This is the very basic guarantee that the persistent change tracking snapshots
need to provide. If a crash happens after modification is done and before
modification is recorded, we won't detect the modification after reboot.

Maybe "checkpoint" was a bad name to use for this handover between
two subsequent change tracking snapshots.

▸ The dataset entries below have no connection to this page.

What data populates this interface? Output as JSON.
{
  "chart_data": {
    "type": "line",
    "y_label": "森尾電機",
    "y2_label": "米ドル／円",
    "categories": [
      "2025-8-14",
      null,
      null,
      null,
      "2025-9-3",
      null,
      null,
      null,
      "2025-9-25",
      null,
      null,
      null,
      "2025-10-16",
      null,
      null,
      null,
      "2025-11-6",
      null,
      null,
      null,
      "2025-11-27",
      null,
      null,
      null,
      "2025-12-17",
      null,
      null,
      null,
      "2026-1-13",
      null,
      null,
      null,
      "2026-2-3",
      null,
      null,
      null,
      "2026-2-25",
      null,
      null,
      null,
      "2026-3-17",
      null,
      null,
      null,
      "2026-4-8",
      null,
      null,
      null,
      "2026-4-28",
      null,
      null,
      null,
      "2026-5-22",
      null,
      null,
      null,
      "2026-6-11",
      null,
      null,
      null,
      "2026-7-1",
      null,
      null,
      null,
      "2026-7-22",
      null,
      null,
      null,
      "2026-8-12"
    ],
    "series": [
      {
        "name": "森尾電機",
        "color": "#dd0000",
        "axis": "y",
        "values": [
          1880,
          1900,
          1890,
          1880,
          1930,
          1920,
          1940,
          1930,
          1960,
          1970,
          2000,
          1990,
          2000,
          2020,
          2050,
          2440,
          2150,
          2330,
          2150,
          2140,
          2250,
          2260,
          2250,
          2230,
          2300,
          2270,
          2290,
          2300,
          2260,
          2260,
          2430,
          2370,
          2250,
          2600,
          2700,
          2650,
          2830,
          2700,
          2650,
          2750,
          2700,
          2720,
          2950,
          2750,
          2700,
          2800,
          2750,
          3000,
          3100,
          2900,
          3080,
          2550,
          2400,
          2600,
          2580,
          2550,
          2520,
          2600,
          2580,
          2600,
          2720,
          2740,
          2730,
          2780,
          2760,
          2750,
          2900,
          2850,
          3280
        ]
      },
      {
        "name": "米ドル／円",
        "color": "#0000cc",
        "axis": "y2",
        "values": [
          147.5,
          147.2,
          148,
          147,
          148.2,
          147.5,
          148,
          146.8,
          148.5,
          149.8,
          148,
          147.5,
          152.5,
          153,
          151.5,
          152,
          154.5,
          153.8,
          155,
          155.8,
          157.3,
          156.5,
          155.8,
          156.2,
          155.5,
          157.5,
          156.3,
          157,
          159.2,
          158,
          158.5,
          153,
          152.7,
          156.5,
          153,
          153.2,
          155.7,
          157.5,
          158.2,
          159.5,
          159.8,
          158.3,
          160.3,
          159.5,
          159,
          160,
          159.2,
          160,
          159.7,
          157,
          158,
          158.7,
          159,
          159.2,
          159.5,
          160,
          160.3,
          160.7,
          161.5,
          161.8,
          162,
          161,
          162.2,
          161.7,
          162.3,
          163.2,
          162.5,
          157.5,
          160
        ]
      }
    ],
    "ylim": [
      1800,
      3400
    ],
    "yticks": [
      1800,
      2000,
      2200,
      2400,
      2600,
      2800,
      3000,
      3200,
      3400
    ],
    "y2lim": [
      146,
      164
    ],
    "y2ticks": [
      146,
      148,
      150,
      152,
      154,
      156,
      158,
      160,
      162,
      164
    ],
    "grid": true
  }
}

> > > > I am going to try to implement the PRE/POST_WRITE events and for
> > > > POC I may start with a single group because it may be easier or I may
> > > > implement both schemes, we'll see.
> > >
> > > That would be great. Thank you. Perhaps I'm missing something in my mental
> > > model which would make things impractical :)
> > >
> >
> > Me too. I won't know before I try.
> >
> > FYI, at the moment I am considering not allowing independent
> > subscription for PRE/POST_XXX events, but only subscribe to
> > XXX events and a group with class FAN_CLASS_VFS_FILTER
> > will get both PRE/POST_XXX and won't be able to subscribe
> > to XXX events that do not have PRE_XXX events.
> >
> > The rationale is that if a group subscribes to either PRE/POST_XXX
> > XXX() operation is not going to be on the fast path anyway.
> >
> > This will make it easier to support more PRE/POST_XXX events
> > without using up all the remaining 32bits namespace.
> >
> > Using the high 32bits of mask for PRE events and folding them
> > in the object interest mask with the low 32bit is another thing
> > that I was considering in case you would prefer to allow
> > independent subscription for PRE/POST_XXX events.
>
> So one question: Do you see anything else than POST_WRITE as being useful?
> For directory operations it seems pointless as they hold i_rwsem exclusively
> so I don't see useful distinction between PRE and POST event. For OPEN and
> CLOSE I don't see use either. ACCESS might be the only one where PRE and
> POST would both be useful for something.
>

PRE_ACCESS is used to populate missing data and POST_ACCESS
is irrelevant for that.

PRE_MODIFY is used for something completely different, it is used
for the persistent change tracking and this has to be crash safe, so
exclusive i_rwsem has nothing to do with it.

PRE_MODIFY is called before i_rwsem and before sb_start_write()
so that HSM can record the change intent in the same filesystem
that the change is going to happen (this is a journaled record).

I feel I may have not explained this correctly.
Does this make sense?

Thanks,
Amir.